JOHANNESBURG/LONDON – Further falls in copper prices might yet undermine the fightback mounted by mining and trading company Glencore after its shares tumbled to record lows this year, analysts said.

London Metal Exchange benchmark copper plunged to $4,590 a tonne on Tuesday, its lowest in more than six years, as fears about slowing demand growth in top consumer China and a higher dollar fueled negative sentiment.

Glencore saw its shares hit a record low at 66.67 pence in September over concerns it was not doing enough to cut its debt to withstand a prolonged fall in copper – its key metal.

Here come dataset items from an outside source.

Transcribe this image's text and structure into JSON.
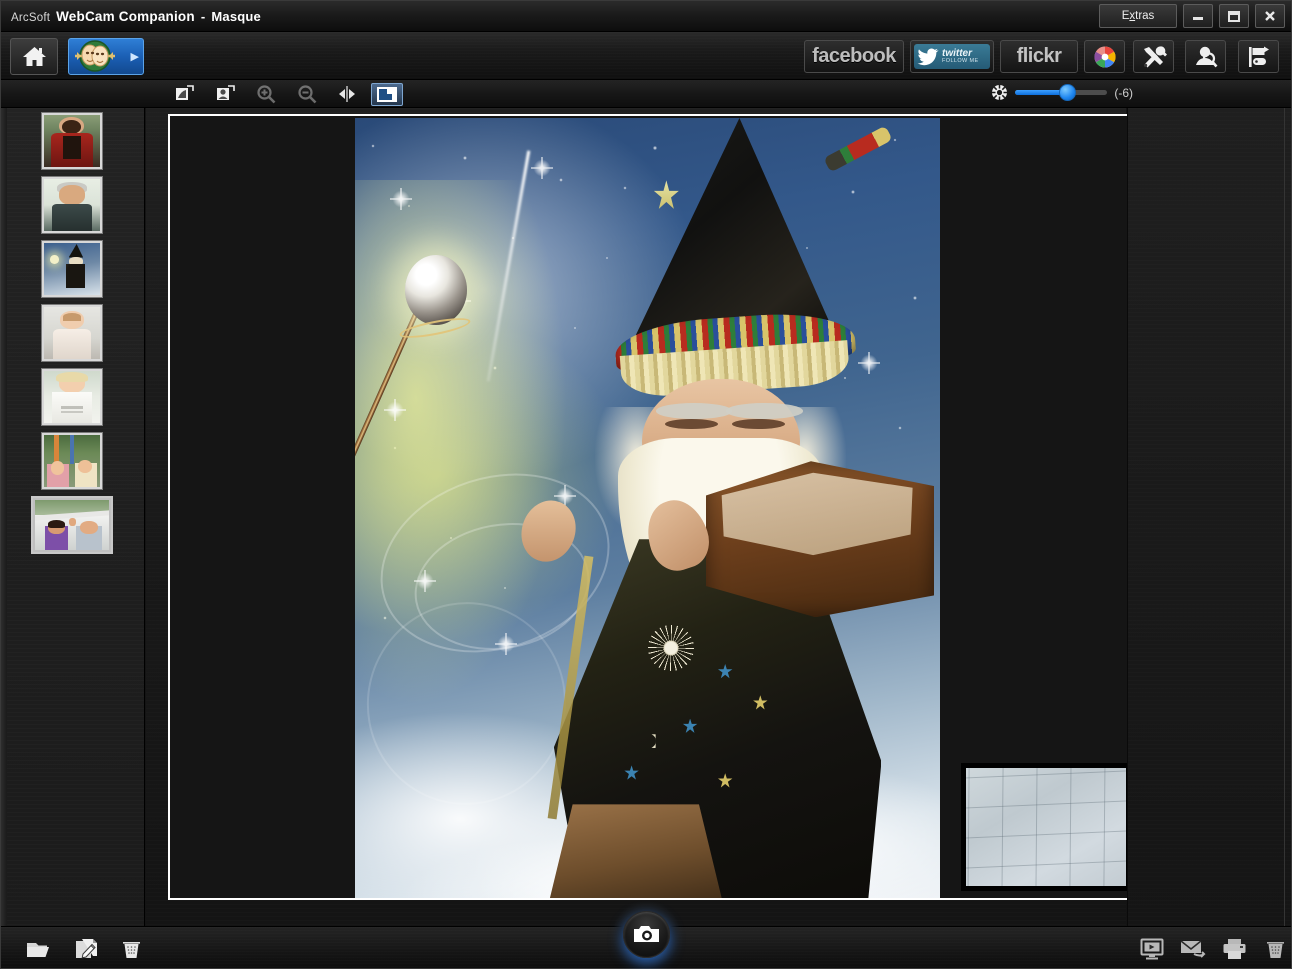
{
  "window": {
    "brand": "ArcSoft",
    "app_name": "WebCam Companion",
    "separator": "-",
    "mode": "Masque",
    "extras_label_pre": "E",
    "extras_label_accel": "x",
    "extras_label_post": "tras",
    "extras_label": "Extras",
    "minimize_label": "Minimize",
    "maximize_label": "Maximize",
    "close_label": "Close"
  },
  "topbar": {
    "home_label": "Home",
    "masque_label": "Masque",
    "masque_arrow": "▶",
    "social": [
      {
        "name": "facebook",
        "label": "facebook"
      },
      {
        "name": "twitter",
        "label": "twitter",
        "sub_label": "FOLLOW ME"
      },
      {
        "name": "flickr",
        "label": "flickr"
      }
    ],
    "tools": [
      {
        "name": "picasa-button",
        "label": "Picasa"
      },
      {
        "name": "settings-button",
        "label": "Tools"
      },
      {
        "name": "help-button",
        "label": "Help"
      },
      {
        "name": "export-button",
        "label": "Export"
      }
    ]
  },
  "edit_toolbar": {
    "buttons": [
      {
        "name": "rotate-left-button",
        "label": "Rotate Left",
        "state": "enabled"
      },
      {
        "name": "rotate-right-button",
        "label": "Rotate Right",
        "state": "enabled"
      },
      {
        "name": "zoom-in-button",
        "label": "Zoom In",
        "state": "disabled"
      },
      {
        "name": "zoom-out-button",
        "label": "Zoom Out",
        "state": "disabled"
      },
      {
        "name": "mirror-button",
        "label": "Mirror",
        "state": "enabled"
      },
      {
        "name": "preview-toggle-button",
        "label": "Preview Overlay",
        "state": "active"
      }
    ],
    "slider": {
      "icon": "aperture-icon",
      "label": "Exposure",
      "value": "(-6)",
      "percent": 56
    }
  },
  "filmstrip": {
    "items": [
      {
        "name": "thumbnail-1",
        "label": "Woman in red dress",
        "selected": false
      },
      {
        "name": "thumbnail-2",
        "label": "Man in dark shirt",
        "selected": false
      },
      {
        "name": "thumbnail-3",
        "label": "Wizard masque",
        "selected": false
      },
      {
        "name": "thumbnail-4",
        "label": "Baby in white",
        "selected": false
      },
      {
        "name": "thumbnail-5",
        "label": "Bride portrait",
        "selected": false
      },
      {
        "name": "thumbnail-6",
        "label": "Couple on ride",
        "selected": false
      },
      {
        "name": "thumbnail-7",
        "label": "Couple waving in car",
        "selected": true
      }
    ]
  },
  "canvas": {
    "photo_name": "wizard-masque-photo",
    "photo_label": "Wizard with glowing staff and open book",
    "pip_name": "live-preview",
    "pip_label": "Live webcam preview"
  },
  "bottombar": {
    "left_buttons": [
      {
        "name": "open-folder-button",
        "label": "Open Folder"
      },
      {
        "name": "edit-button",
        "label": "Edit"
      },
      {
        "name": "trash-button",
        "label": "Trash"
      }
    ],
    "capture": {
      "name": "capture-button",
      "label": "Capture"
    },
    "right_buttons": [
      {
        "name": "slideshow-button",
        "label": "Slideshow"
      },
      {
        "name": "email-button",
        "label": "Email"
      },
      {
        "name": "print-button",
        "label": "Print"
      },
      {
        "name": "delete-button",
        "label": "Delete"
      }
    ]
  },
  "colors": {
    "accent_blue": "#1e86f0",
    "active_tab": "#1b5fb4",
    "panel_dark": "#1a1a1a",
    "titlebar": "#1b1b1b",
    "text_light": "#e8e8e8"
  }
}
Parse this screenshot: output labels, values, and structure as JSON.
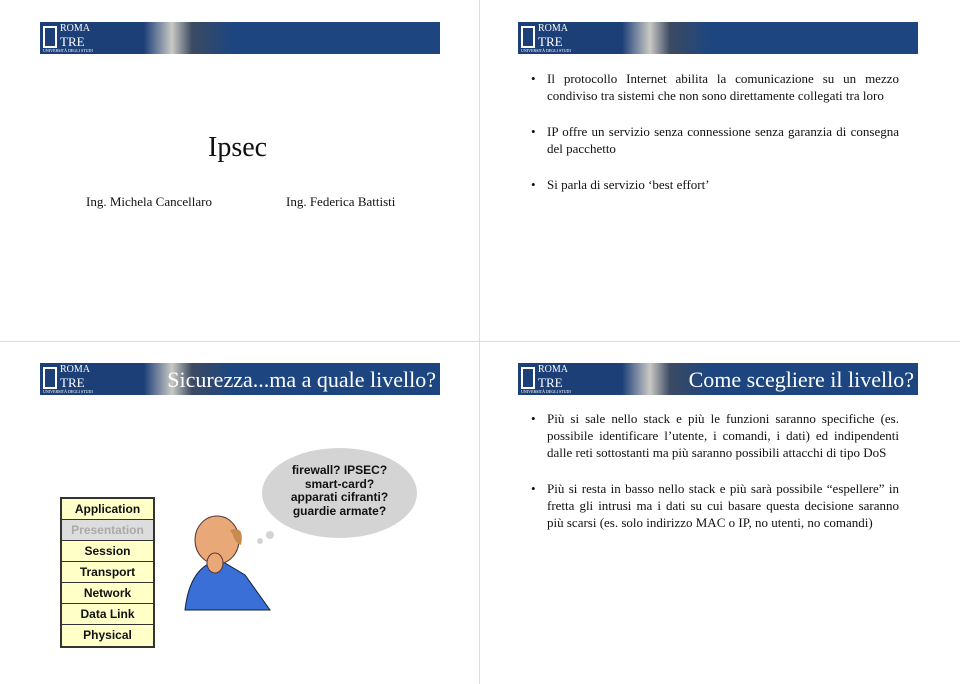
{
  "banner": {
    "logo_top": "ROMA",
    "logo_main": "TRE",
    "logo_sub": "UNIVERSITÀ DEGLI STUDI"
  },
  "slide1": {
    "title": "Ipsec",
    "author1": "Ing. Michela Cancellaro",
    "author2": "Ing. Federica Battisti"
  },
  "slide2": {
    "bullets": [
      "Il protocollo Internet abilita la comunicazione su un mezzo condiviso tra sistemi che non sono direttamente collegati tra loro",
      "IP offre un servizio senza connessione senza garanzia di consegna del pacchetto",
      "Si parla di servizio ‘best effort’"
    ]
  },
  "slide3": {
    "title": "Sicurezza...ma a quale livello?",
    "layers": [
      "Application",
      "Presentation",
      "Session",
      "Transport",
      "Network",
      "Data Link",
      "Physical"
    ],
    "thought": [
      "firewall? IPSEC?",
      "smart-card?",
      "apparati cifranti?",
      "guardie armate?"
    ]
  },
  "slide4": {
    "title": "Come scegliere il livello?",
    "bullets": [
      "Più si sale nello stack e più le funzioni saranno specifiche (es. possibile identificare l’utente, i comandi, i dati) ed indipendenti dalle reti sottostanti ma più saranno possibili attacchi di tipo DoS",
      "Più si resta in basso nello stack e più sarà possibile “espellere” in fretta gli intrusi ma i dati su cui basare questa decisione saranno più scarsi (es. solo indirizzo MAC o IP, no utenti, no comandi)"
    ]
  }
}
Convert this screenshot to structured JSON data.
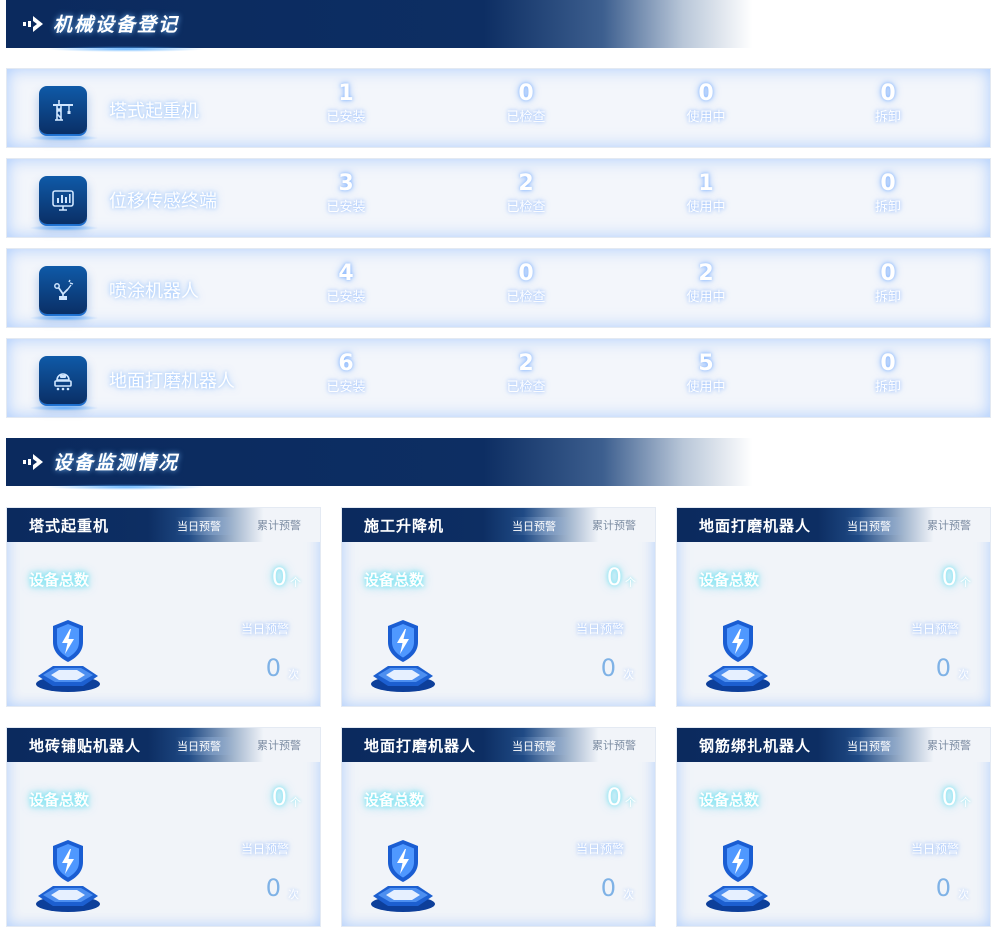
{
  "registration": {
    "title": "机械设备登记",
    "rows": [
      {
        "name": "塔式起重机",
        "icon": "tower-crane-icon",
        "stats": [
          {
            "value": "1",
            "label": "已安装"
          },
          {
            "value": "0",
            "label": "已检查"
          },
          {
            "value": "0",
            "label": "使用中"
          },
          {
            "value": "0",
            "label": "拆卸"
          }
        ]
      },
      {
        "name": "位移传感终端",
        "icon": "bar-chart-monitor-icon",
        "stats": [
          {
            "value": "3",
            "label": "已安装"
          },
          {
            "value": "2",
            "label": "已检查"
          },
          {
            "value": "1",
            "label": "使用中"
          },
          {
            "value": "0",
            "label": "拆卸"
          }
        ]
      },
      {
        "name": "喷涂机器人",
        "icon": "robot-arm-icon",
        "stats": [
          {
            "value": "4",
            "label": "已安装"
          },
          {
            "value": "0",
            "label": "已检查"
          },
          {
            "value": "2",
            "label": "使用中"
          },
          {
            "value": "0",
            "label": "拆卸"
          }
        ]
      },
      {
        "name": "地面打磨机器人",
        "icon": "floor-robot-icon",
        "stats": [
          {
            "value": "6",
            "label": "已安装"
          },
          {
            "value": "2",
            "label": "已检查"
          },
          {
            "value": "5",
            "label": "使用中"
          },
          {
            "value": "0",
            "label": "拆卸"
          }
        ]
      }
    ]
  },
  "monitoring": {
    "title": "设备监测情况",
    "tab_today": "当日预警",
    "tab_total": "累计预警",
    "total_label": "设备总数",
    "today_label": "当日预警",
    "cards": [
      {
        "title": "塔式起重机",
        "total": "0",
        "total_unit": "个",
        "today": "0",
        "today_unit": "次"
      },
      {
        "title": "施工升降机",
        "total": "0",
        "total_unit": "个",
        "today": "0",
        "today_unit": "次"
      },
      {
        "title": "地面打磨机器人",
        "total": "0",
        "total_unit": "个",
        "today": "0",
        "today_unit": "次"
      },
      {
        "title": "地砖铺贴机器人",
        "total": "0",
        "total_unit": "个",
        "today": "0",
        "today_unit": "次"
      },
      {
        "title": "地面打磨机器人",
        "total": "0",
        "total_unit": "个",
        "today": "0",
        "today_unit": "次"
      },
      {
        "title": "钢筋绑扎机器人",
        "total": "0",
        "total_unit": "个",
        "today": "0",
        "today_unit": "次"
      }
    ]
  },
  "colors": {
    "header_navy": "#0b2a5e",
    "row_background": "#f3f6fb",
    "glow_blue": "#82b4ff",
    "glow_cyan": "#5ae6f0",
    "today_value": "#7fb2e6"
  }
}
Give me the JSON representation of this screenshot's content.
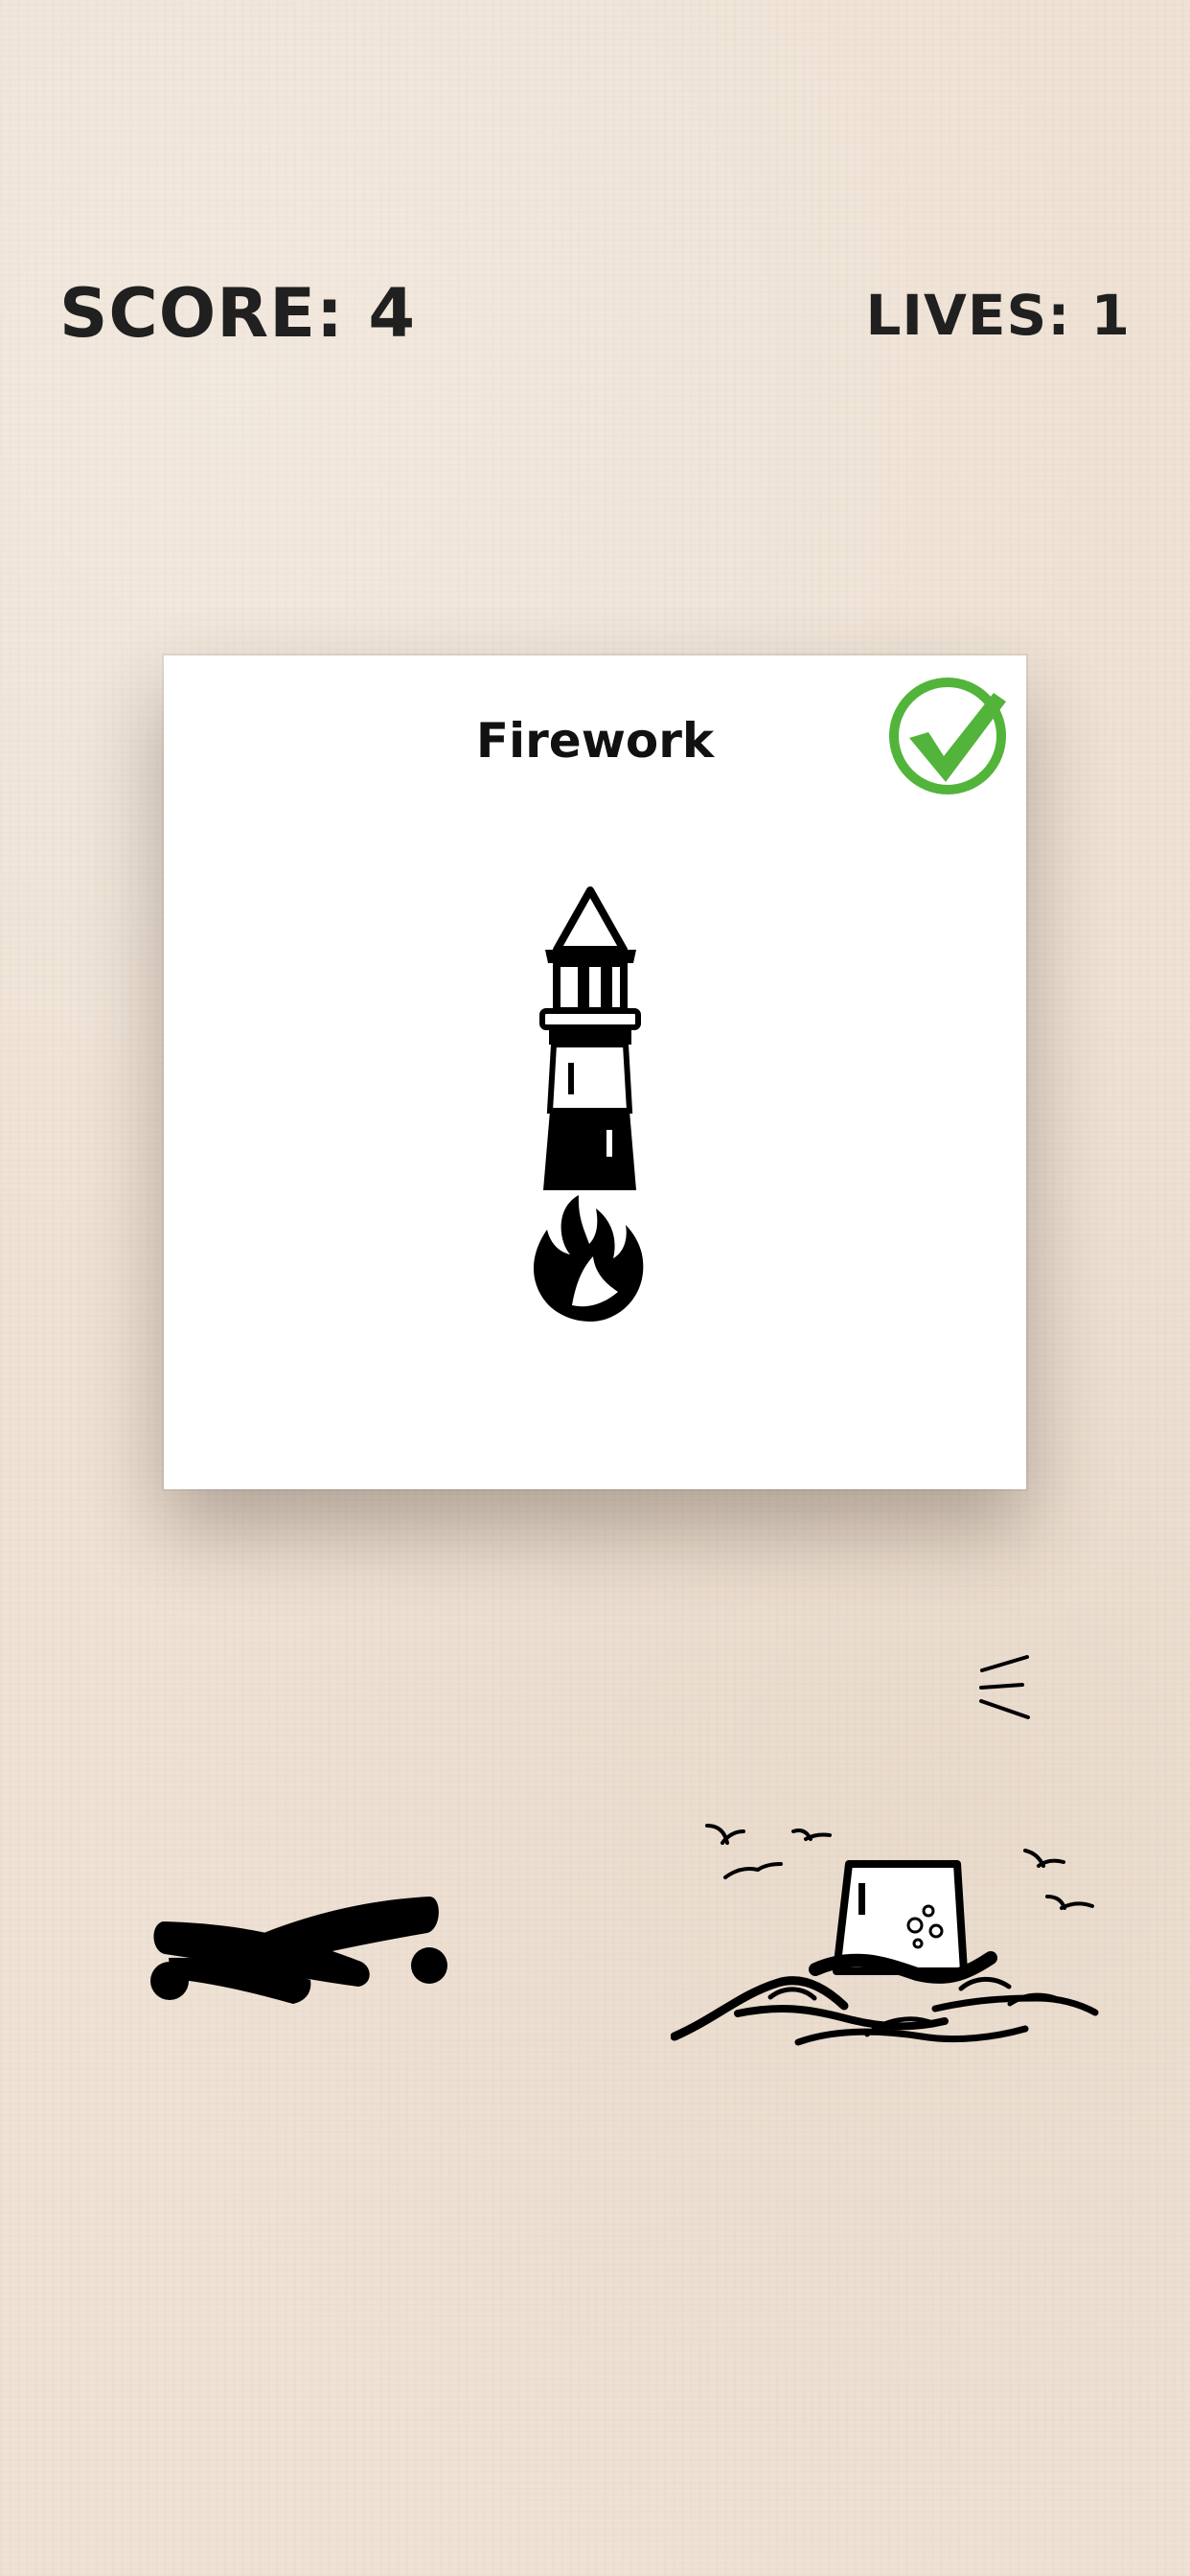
{
  "hud": {
    "score_text": "SCORE: 4",
    "lives_text": "LIVES: 1"
  },
  "card": {
    "title": "Firework",
    "status_icon": "checkmark-circle-icon",
    "status_color": "#52b43a",
    "image_icon": "lighthouse-firework-icon"
  },
  "choices": [
    {
      "icon": "crossed-logs-icon"
    },
    {
      "icon": "bucket-on-waves-icon"
    }
  ],
  "decor": {
    "icon": "motion-lines-icon"
  }
}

Swiss-based Glencore has pledged to cut its net debt from nearly $30 billion to $20 billion by the end of 2016, a plan the company said would allow it withstand copper prices of $4,000 a tonne, as expected by some market players.

The company has also cut copper output to help lift prices.

Glencore’s shares – down 70 percent so far this year – have recovered from record lows but the company is still the biggest loser on blue-chip FTSE 100 index in the year to date as weaker metal prices remain a nagging concern.